Her meaning sunk in, and I threw my arms around her, maybe a little too tightly. “We’re related!”
Ruby returned the embrace. “I was going to get to that eventually, but there you have it,” she said, her voice muffled against my shoulder. Who are your grandparents?”
I pulled away. “Alex and Lorenda James.”
“Ah.” Her eyes were distant. “Alex is my brother.”
“My mom is his daughter. He passed away when I was six.”
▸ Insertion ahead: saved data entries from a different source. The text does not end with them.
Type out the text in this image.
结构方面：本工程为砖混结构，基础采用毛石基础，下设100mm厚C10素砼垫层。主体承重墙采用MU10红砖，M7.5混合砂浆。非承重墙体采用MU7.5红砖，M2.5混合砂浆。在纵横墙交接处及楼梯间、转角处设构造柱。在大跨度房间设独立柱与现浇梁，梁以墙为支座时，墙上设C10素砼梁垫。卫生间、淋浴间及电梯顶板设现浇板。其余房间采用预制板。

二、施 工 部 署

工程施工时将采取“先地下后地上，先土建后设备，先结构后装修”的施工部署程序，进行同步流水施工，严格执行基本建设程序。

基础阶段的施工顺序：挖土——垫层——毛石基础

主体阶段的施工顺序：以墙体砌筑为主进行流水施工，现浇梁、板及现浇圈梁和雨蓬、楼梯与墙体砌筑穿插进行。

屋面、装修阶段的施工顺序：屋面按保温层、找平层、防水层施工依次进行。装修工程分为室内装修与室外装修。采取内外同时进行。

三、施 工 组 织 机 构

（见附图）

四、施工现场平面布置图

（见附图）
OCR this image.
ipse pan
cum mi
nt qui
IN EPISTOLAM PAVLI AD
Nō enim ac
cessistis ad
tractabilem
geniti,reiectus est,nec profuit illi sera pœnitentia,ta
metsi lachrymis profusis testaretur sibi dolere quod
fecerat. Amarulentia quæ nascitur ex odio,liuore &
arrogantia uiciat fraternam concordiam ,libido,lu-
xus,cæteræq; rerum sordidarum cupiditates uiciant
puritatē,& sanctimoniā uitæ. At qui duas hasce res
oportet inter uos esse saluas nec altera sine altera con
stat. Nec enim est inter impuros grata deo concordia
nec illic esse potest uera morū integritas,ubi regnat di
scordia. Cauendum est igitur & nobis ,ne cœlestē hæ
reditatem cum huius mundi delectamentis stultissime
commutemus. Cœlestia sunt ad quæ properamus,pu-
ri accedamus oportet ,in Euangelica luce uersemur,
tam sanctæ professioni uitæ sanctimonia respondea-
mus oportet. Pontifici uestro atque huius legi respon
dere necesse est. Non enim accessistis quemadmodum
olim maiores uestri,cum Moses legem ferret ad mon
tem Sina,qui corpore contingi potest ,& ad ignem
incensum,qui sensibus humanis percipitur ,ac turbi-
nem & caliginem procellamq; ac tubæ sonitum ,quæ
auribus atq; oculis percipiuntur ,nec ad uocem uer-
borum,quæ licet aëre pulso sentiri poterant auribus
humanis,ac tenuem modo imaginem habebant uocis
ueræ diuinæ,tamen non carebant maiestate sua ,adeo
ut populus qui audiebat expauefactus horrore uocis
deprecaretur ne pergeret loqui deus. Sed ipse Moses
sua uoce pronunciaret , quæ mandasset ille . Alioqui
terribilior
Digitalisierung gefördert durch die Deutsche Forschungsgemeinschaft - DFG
Ruby closed her eyes against the words. “Sorry to hear that. I hope he had a happy life. I never did get the chance to say good-bye to him.” She went quiet for a minute, then came back, giving my shoulder a squeeze. “So I’m your great-aunt, then, and this stone is your family token.”
“The Peak family tradition.” I paused. “I’m leaving, Ruby.”
She gave me a sharp look. “You’re running away again.”
“I can’t live like this, knowing what they’ve lost because of me. I wish I could just forget.”
Ruby’s expression changed—it became raw, pained. She gazed distantly at the desert. “Certain memories will never fade. You’ll forget what people looked like or what they said or what you ate. But the moments you try to forget are the ones you never can. Like a broken arm—not life threatening but painful enough to remind you they exist.”
I studied her. “Do you dream about life in NORA?”
“Every night.” She looked down. “I dream about my mother. Her features have blurred in my memories, but I remember how it felt when she braided my hair, her nails running through it and catching on the ends. She said I didn’t use enough smoothing cream. I hated the stuff. It made my hair smell strange.”
I chuckled. “It still does. You’d think they would have improved that by now.” It had been a very long time since I’d used it. Weeks? Years?
“And then there are the bad memories,” Ruby said, her voice low and quiet. “I’d love to forget my twenty-six months as a Rater.”
I sat taller. “You were a Rater?”
Ruby nodded. “When the Academy approved me for the program, I thought I’d burst with happiness. I had everything I ever wanted.”
“Why did you leave, then?”
Her expression fell as sorrow lined her eyes. “A discovery. Something I learned about some of my coworkers. Something so horrible it clutches my heart to think of it even now.” Her voice was tight. “I had an urgent question and went to find my mentor, a man I respected like my own father. It was during the frenzy, the last month before Rating Day, and I thought he’d be reviewing files in his office.”
She stopped, and I leaned forward, not wanting to miss a word. But Ruby didn’t seem to want to go on. She wrung her hands, grasping them together and then spreading her fingers and doing it all over again.